Posted on March 23, 2015

A number of super-Earths may once have been part of our inner solar system. This would have been long before Mercury, Venus, Mars and Earth formed. The scenario has been suggested by Konstantin Batygin, a Caltech planetary scientist, and Gregory Laughlin of UC Santa Cruz. Their calculations and simulations suggest this was a possibility. The image above is a snapshot from one of the simulations with Jupiter's orbit represented by the thick white circle.

The super-Earths are long gone now. The scientists say they would have broken up and fallen into the sun billions of years ago during a great inward journey made by Jupiter. It could explain why our solar system seems to differ from the exoplanet solar systems of other stars. Most of these systems have one or more super-Earths orbiting closer to their suns than Mercury does.

Batygin says in a statement, "Indeed, it appears that the solar system today is not the common representative of the galactic planetary census. Instead we are something of an outlier. But there is no reason to think that the dominant mode of planet formation throughout the galaxy should not have occurred here. It is more likely that subsequent changes have altered its original makeup."

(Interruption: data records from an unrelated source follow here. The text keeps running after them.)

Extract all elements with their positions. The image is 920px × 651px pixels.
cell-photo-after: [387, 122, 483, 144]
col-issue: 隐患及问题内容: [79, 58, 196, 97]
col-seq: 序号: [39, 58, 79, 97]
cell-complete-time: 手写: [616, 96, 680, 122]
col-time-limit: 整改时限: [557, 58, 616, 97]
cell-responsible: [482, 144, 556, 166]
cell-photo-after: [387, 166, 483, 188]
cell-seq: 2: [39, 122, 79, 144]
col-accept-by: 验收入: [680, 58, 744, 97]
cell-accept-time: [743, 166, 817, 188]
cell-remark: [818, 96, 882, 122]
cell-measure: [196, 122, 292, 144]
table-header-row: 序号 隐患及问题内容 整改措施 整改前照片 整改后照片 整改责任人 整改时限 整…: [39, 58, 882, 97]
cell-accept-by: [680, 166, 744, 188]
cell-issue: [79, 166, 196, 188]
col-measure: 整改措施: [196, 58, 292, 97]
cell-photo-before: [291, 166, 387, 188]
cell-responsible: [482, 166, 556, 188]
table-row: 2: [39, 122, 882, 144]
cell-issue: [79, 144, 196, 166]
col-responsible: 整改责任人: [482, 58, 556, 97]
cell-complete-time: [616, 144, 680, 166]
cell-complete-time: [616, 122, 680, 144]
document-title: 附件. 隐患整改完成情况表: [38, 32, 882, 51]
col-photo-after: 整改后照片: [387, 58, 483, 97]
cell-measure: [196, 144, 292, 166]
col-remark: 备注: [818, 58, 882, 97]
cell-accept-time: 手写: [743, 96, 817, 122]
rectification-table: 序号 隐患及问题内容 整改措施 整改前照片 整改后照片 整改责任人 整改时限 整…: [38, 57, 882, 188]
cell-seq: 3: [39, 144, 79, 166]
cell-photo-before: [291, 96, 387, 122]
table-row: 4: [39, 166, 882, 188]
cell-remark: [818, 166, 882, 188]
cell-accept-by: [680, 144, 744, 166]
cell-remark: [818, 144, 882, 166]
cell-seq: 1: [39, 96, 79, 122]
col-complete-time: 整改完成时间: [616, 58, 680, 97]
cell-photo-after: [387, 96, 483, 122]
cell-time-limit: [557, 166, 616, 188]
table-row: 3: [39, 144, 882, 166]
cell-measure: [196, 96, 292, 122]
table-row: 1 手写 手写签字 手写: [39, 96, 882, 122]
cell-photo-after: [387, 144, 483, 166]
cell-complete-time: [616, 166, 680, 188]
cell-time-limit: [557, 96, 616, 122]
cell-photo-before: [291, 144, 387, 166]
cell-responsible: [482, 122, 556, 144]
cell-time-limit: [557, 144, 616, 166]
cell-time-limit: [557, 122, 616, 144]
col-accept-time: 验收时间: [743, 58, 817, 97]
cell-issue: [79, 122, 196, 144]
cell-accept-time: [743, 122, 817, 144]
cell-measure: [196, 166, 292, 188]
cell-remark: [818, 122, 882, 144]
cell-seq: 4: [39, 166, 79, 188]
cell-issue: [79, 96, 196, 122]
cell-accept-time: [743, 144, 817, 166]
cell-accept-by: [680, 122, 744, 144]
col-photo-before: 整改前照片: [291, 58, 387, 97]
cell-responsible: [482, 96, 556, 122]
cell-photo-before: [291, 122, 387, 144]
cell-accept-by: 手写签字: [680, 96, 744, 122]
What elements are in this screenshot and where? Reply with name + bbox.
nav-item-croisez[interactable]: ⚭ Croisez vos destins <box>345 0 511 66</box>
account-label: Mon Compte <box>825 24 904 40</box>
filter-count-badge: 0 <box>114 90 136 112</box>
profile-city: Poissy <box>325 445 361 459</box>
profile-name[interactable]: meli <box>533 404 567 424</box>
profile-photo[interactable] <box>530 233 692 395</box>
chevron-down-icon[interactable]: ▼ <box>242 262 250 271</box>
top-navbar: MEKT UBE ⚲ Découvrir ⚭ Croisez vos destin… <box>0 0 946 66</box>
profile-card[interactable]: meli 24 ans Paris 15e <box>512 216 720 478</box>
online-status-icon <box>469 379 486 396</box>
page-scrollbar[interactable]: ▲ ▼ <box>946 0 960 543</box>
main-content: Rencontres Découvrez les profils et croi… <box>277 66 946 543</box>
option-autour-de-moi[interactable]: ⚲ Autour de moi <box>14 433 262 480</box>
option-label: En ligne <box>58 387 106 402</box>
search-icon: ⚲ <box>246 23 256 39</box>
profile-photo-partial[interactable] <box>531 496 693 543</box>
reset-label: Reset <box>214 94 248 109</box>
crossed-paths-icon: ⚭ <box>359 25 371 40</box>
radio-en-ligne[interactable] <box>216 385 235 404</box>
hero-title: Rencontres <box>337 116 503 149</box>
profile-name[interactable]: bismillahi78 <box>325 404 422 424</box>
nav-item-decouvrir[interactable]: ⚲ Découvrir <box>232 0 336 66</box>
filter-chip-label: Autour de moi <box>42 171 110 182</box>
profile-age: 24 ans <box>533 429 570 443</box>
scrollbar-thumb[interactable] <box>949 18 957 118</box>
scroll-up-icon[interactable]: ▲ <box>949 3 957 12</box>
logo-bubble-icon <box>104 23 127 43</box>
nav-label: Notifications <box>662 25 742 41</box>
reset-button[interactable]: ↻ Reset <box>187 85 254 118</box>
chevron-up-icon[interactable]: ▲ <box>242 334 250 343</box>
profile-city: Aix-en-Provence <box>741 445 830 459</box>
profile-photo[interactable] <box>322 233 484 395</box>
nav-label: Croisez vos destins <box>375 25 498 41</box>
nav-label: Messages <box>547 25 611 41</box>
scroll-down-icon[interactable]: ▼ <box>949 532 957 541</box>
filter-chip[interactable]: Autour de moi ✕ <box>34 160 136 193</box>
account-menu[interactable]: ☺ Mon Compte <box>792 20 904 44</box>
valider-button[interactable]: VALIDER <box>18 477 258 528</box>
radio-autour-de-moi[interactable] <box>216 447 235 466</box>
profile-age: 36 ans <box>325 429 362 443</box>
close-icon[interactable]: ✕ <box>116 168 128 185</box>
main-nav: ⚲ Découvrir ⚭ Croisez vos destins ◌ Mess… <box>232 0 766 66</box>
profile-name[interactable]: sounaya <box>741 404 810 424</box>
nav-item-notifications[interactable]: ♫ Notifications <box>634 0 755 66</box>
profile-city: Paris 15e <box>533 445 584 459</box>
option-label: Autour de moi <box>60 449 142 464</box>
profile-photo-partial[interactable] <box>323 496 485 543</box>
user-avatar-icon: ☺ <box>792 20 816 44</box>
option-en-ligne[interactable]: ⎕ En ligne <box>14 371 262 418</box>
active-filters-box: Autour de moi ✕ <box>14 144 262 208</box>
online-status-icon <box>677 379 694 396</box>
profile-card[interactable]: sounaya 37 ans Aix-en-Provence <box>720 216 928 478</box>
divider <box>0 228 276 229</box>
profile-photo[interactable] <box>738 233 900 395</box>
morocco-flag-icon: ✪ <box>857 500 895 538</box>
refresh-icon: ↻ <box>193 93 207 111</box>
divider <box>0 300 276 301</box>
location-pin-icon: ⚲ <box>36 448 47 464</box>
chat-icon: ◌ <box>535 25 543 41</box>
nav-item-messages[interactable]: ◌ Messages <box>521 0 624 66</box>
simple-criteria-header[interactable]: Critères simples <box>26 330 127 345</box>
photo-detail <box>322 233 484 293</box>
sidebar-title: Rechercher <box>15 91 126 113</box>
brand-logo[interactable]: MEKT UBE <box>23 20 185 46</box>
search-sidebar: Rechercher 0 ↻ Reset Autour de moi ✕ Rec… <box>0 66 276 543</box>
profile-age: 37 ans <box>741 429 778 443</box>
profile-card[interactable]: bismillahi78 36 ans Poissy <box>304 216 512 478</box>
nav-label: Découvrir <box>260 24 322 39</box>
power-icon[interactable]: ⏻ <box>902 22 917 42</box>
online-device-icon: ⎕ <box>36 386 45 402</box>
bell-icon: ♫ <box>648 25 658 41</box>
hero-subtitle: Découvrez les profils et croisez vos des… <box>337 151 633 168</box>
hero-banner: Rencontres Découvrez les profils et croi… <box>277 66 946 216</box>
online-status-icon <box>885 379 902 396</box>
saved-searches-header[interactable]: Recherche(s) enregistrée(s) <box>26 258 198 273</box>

The astronomers say Jupiter and the Grand Tack scenario is crucial to understanding how the solar system came to be the way it is today. Under the Grand Tack scenario Jupiter became so massive that it cleared a gap in the sun's disk. As the sun pulled the disk's gas in toward itself Jupiter also began drifting inward. As Jupiter moved inward it picked up primitive planetary building blocks and drove them into eccentric orbits that overlapped the unperturbed part of the planetary disk. This set off a cascade of collisions that would have sent any interior planets (the super-Earths) into the sun. A second part of the Grand Tack scenario involves Jupiter migrating back away from the sun again. This is thought to have took place due to an orbital resonance with Saturn.

The researchers say Jupiter's inward and then outward migration helps explain the low overall mass of the Solar System's terrestrial planets, as well as the absence of planets with a < 0.4 AU. The planets Mercury, Venus, Earth, and Mars may have formed from planetesimals that clumped together after Jupiter's Grand Tack.

The researchers explain their findings in a paper called, "Jupiter's decisive role in the inner Solar System's early evolution," which was published in PNAS.